C++ Neural Networks and Fuzzy Logic
by Valluru B. Rao M&T Books, IDG Books Worldwide, Inc. ISBN: 1558515526 Pub Date: 06/01/95 |
Previous | Table of Contents | Next |
Details of the Backpropagation Header File
At the top of the file, there are two #define statements, which are used to set the maximum number of layers that can be used, currently five, and the maximum number of training or test vectors that can be read into an I/O buffer. This is currently 100. You can increase the size of the buffer for better speed at the cost of increased memory usage.
The following are definitions in the layer base class. Note that the number of inputs and outputs are protected data members, which means that they can be accessed freely by descendants of the class.
int num_inputs; int num_outputs; float *outputs; // pointer to array of outputs float *inputs; // pointer to array of inputs, which // are outputs of some other layer friend network;
There are also two pointers to arrays of floats in this class. They are the pointers to the outputs in a given layer and the inputs to a given layer. To get a better idea of what a layer encompasses, Figure 7.3 shows you a small feedforward backpropagation network, with a dotted line that shows you the three layers for that network. A layer contains neurons and weights. The layer is responsible for calculating its output (calc_out()), stored in the float * outputs array, and errors (calc_error()) for each of its respective neurons. The errors are stored in another array called float * output_errors defined in the output class. Note that the input class does not have any weights associated with it and therefore is a special case. It does not need to provide any data members or function members related to errors or backpropagation. The only purpose of the input layer is to store data to be forward propagated to the next layer.
Figure 7.3 Organization of layers for backpropagation program.
With the output layer, there are a few more arrays present.
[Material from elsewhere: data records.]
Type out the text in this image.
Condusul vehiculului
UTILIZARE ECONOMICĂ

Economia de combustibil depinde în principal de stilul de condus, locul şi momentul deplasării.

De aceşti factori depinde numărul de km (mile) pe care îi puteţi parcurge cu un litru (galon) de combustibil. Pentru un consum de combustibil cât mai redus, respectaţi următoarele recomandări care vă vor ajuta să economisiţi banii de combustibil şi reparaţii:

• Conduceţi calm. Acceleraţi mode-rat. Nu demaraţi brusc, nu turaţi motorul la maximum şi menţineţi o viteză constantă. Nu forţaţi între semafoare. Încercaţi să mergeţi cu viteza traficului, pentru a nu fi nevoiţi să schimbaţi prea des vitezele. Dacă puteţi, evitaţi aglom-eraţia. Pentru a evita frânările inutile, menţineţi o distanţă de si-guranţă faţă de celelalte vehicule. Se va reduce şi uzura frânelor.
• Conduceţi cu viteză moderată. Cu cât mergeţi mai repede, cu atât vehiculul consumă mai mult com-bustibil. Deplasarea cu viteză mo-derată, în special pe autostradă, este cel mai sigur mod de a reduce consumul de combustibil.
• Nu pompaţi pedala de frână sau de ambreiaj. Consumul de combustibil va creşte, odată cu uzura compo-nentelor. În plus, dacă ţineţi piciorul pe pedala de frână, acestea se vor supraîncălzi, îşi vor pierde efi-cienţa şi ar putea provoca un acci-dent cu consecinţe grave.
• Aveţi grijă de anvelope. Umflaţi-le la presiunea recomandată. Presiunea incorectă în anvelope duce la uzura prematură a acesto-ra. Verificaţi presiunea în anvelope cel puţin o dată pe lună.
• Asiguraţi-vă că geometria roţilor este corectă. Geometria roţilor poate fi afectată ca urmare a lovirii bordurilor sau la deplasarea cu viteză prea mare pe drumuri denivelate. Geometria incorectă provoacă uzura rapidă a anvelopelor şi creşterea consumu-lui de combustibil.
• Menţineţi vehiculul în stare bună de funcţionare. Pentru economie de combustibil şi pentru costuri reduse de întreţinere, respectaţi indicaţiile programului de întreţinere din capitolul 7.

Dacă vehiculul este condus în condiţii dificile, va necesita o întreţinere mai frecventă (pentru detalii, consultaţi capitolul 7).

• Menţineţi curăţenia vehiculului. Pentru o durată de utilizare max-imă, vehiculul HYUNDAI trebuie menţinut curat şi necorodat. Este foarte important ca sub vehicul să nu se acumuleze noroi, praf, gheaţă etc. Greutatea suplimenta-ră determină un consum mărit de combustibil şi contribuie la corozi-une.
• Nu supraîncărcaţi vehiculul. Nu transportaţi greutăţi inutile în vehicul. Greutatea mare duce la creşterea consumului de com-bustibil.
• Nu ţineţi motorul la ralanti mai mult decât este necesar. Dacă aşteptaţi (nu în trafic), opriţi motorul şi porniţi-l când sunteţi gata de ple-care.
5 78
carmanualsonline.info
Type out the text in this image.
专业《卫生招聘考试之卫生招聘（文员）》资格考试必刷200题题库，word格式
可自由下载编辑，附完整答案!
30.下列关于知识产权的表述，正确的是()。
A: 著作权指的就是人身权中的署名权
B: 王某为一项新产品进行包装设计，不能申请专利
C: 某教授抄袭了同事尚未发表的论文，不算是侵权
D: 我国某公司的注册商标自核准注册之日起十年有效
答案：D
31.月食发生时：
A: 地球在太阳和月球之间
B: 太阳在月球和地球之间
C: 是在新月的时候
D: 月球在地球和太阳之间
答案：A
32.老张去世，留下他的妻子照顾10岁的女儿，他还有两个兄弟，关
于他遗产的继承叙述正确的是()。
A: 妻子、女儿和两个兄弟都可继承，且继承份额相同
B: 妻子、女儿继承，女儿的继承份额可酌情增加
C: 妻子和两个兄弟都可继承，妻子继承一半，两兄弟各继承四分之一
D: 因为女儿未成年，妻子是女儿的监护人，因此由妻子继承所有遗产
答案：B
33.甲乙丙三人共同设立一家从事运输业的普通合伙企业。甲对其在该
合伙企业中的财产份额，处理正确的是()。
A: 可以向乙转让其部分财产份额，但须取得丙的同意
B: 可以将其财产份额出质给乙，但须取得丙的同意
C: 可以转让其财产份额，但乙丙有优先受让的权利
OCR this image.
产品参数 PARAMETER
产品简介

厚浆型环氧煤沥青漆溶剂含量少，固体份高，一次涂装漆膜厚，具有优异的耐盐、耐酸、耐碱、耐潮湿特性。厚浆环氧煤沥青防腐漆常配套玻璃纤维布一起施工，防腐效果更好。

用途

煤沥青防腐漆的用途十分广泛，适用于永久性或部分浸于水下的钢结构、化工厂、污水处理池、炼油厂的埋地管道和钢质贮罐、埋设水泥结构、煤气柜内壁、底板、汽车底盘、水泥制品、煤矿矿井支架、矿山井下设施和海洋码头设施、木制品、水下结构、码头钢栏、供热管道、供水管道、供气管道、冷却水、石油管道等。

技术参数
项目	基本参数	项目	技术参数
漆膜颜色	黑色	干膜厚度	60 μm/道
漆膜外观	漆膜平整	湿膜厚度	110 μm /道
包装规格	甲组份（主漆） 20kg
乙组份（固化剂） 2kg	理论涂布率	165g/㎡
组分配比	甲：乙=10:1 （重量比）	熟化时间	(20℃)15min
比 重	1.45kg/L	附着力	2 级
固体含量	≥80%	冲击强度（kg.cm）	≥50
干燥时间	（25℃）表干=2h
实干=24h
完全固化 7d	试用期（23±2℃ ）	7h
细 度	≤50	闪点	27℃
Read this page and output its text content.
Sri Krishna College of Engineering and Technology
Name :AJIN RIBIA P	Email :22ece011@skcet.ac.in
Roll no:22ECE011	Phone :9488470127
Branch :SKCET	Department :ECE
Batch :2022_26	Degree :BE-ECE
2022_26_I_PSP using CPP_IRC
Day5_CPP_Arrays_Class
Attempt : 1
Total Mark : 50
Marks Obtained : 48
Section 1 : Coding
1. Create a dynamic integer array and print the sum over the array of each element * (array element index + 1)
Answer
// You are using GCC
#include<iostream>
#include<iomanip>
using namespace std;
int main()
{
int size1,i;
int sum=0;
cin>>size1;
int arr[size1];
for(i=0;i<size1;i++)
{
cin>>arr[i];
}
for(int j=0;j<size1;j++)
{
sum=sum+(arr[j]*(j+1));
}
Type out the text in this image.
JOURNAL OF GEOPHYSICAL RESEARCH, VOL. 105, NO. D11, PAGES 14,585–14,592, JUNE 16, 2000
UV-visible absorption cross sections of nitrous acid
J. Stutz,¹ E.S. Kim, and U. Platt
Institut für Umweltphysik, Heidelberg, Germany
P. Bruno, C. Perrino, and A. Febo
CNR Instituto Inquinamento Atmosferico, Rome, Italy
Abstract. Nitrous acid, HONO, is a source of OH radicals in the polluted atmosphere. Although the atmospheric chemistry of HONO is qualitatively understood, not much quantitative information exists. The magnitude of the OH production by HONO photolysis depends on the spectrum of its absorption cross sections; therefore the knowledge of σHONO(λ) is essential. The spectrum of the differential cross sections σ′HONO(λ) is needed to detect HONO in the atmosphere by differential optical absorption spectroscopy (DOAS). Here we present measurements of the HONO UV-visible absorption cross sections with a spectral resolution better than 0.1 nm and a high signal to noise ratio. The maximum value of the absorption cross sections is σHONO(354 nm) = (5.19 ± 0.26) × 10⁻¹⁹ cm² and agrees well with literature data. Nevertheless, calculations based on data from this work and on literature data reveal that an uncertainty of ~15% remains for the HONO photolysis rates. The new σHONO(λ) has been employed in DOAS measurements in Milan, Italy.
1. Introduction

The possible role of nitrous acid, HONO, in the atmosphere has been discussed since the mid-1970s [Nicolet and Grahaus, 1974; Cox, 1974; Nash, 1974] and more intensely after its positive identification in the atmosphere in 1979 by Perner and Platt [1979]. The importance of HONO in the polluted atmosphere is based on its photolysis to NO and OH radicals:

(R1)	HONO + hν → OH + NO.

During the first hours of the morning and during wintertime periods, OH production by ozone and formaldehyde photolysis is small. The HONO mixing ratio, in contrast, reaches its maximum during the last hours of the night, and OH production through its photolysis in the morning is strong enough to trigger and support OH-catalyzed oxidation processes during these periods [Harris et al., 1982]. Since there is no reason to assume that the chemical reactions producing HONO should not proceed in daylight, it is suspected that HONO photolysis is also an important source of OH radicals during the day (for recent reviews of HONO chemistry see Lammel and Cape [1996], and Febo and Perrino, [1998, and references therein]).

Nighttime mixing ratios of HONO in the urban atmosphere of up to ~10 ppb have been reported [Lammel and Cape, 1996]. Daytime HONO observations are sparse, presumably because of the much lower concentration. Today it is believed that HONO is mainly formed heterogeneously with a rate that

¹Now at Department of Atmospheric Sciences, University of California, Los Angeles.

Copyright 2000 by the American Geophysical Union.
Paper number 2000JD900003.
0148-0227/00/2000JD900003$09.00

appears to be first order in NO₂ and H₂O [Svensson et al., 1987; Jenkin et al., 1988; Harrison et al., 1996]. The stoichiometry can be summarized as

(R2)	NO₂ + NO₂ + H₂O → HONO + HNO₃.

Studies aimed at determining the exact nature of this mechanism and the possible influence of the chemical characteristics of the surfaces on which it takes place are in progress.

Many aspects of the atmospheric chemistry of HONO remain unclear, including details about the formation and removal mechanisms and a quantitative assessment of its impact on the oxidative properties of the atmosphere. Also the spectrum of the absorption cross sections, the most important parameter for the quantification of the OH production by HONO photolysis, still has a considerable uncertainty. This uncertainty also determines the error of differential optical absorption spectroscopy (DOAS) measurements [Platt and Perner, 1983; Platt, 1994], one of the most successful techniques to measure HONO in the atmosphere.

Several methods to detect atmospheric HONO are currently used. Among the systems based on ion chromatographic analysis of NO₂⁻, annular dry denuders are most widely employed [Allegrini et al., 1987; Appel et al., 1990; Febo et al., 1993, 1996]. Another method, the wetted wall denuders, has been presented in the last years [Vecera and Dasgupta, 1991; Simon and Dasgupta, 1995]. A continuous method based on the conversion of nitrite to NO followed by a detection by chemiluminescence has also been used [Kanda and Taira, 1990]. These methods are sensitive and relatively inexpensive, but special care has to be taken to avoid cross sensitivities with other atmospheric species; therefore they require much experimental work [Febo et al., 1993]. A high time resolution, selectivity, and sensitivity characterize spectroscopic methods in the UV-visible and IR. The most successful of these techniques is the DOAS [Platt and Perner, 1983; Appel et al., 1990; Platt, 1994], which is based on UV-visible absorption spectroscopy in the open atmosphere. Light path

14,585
First, for storing backpropagated errors, there is an array called float * back_errors. There is a weights array called float * weights, and finally, for storing the expected values that initiate the error calculation process, there is an array called float * expected_values. Note that the middle layer needs almost all of these arrays and inherits them by being a derived class of the output_layer class.
There is one other class besides the layer class and its descendants defined in this header file, and that is the network class, which is used to set up communication channels between layers and to feed and remove data from the network. The network class performs the interconnection of layers by setting the pointer of an input array of a given layer to the output array of a previous layer.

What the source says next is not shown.